From Models to Real-World Impact
AI tools enable nowcasting during storms, warning of 'danger windows' hours ahead. NEMA and MetService integrate them into apps like GeoNet, alerting communities via push notifications. In West Coast trials, early warnings reduced exposure during floods.
- Reduced fatalities through precise evacuations
- Infrastructure resilience via targeted reinforcements
- Economic savings: Billions from avoided Gabrielle-scale damages
- Equity: Prioritizing Māori land and remote areas
Challenges persist: Data scarcity in remote South Island, model uncertainty in earthquakes, and computational demands. Yet, hybrid physics-ML approaches are closing gaps.
Career Opportunities in NZ Geohazards and AI
NZ universities seek experts in geospatial AI, hydrologists, and data scientists. UC's School of Earth and Environment offers PhDs in ML hazard modeling; VUW's CDSAI recruits AI specialists. Roles blend research with policy, partnering GNS and iwi.

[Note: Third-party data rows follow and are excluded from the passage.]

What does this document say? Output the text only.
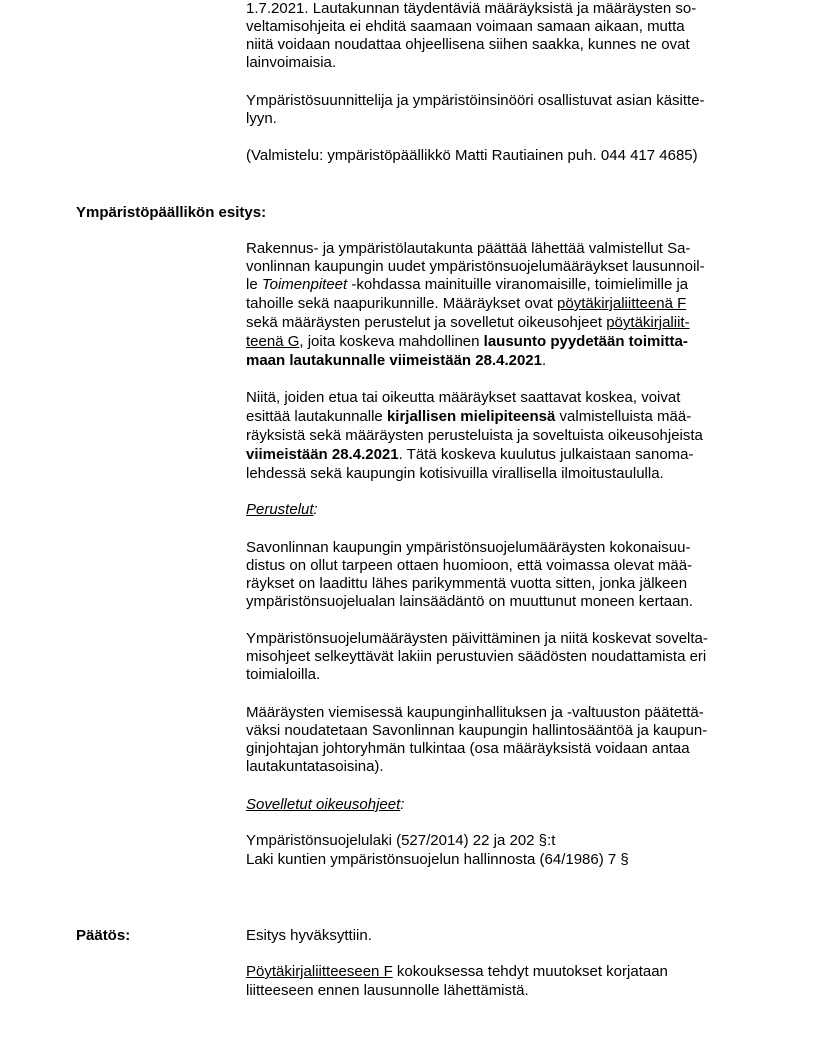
1.7.2021. Lautakunnan täydentäviä määräyksistä ja määräysten so-
veltamisohjeita ei ehditä saamaan voimaan samaan aikaan, mutta
niitä voidaan noudattaa ohjeellisena siihen saakka, kunnes ne ovat
lainvoimaisia.
Ympäristösuunnittelija ja ympäristöinsinööri osallistuvat asian käsitte-
lyyn.
(Valmistelu: ympäristöpäällikkö Matti Rautiainen puh. 044 417 4685)
Ympäristöpäällikön esitys:
Rakennus- ja ympäristölautakunta päättää lähettää valmistellut Sa-
vonlinnan kaupungin uudet ympäristönsuojelumääräykset lausunnoil-
le Toimenpiteet -kohdassa mainituille viranomaisille, toimielimille ja
tahoille sekä naapurikunnille. Määräykset ovat pöytäkirjaliitteenä F
sekä määräysten perustelut ja sovelletut oikeusohjeet pöytäkirjaliit-
teenä G, joita koskeva mahdollinen lausunto pyydetään toimitta-
maan lautakunnalle viimeistään 28.4.2021.
Niitä, joiden etua tai oikeutta määräykset saattavat koskea, voivat
esittää lautakunnalle kirjallisen mielipiteensä valmistelluista mää-
räyksistä sekä määräysten perusteluista ja soveltuista oikeusohjeista
viimeistään 28.4.2021. Tätä koskeva kuulutus julkaistaan sanoma-
lehdessä sekä kaupungin kotisivuilla virallisella ilmoitustaululla.
Perustelut:
Savonlinnan kaupungin ympäristönsuojelumääräysten kokonaisuu-
distus on ollut tarpeen ottaen huomioon, että voimassa olevat mää-
räykset on laadittu lähes parikymmentä vuotta sitten, jonka jälkeen
ympäristönsuojelualan lainsäädäntö on muuttunut moneen kertaan.
Ympäristönsuojelumääräysten päivittäminen ja niitä koskevat soveltа-
misohjeet selkeyttävät lakiin perustuvien säädösten noudattamista eri
toimialoilla.
Määräysten viemisessä kaupunginhallituksen ja -valtuuston päätettä-
väksi noudatetaan Savonlinnan kaupungin hallintosääntöä ja kaupun-
ginjohtajan johtoryhmän tulkintaa (osa määräyksistä voidaan antaa
lautakuntatasoisina).
Sovelletut oikeusohjeet:
Ympäristönsuojelulaki (527/2014) 22 ja 202 §:t
Laki kuntien ympäristönsuojelun hallinnosta (64/1986) 7 §
Päätös:	Esitys hyväksyttiin.
Pöytäkirjaliitteeseen F kokouksessa tehdyt muutokset korjataan
liitteeseen ennen lausunnolle lähettämistä.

With funding from MBIE and Resilience to Nature's Challenges, programmes like Sliding Lands create pathways for postdocs and lecturers. Skills in Python, R, TensorFlow, and domain knowledge yield competitive salaries, around NZ$100k+ for mid-career.
Future Horizons: AI's Evolving Role
Looking ahead, integrating satellite constellations like Sentinel-1 with edge AI promises sub-hourly updates. Coupling with flood models addresses cascading risks. Universities advocate for national data platforms, enhancing Māori data sovereignty.
As climate pressures mount, NZ's academic ingenuity positions it as a global leader in resilient geohazards tech. These innovations not only protect Kiwis but offer exportable solutions for landslide-prone nations like Japan and Indonesia.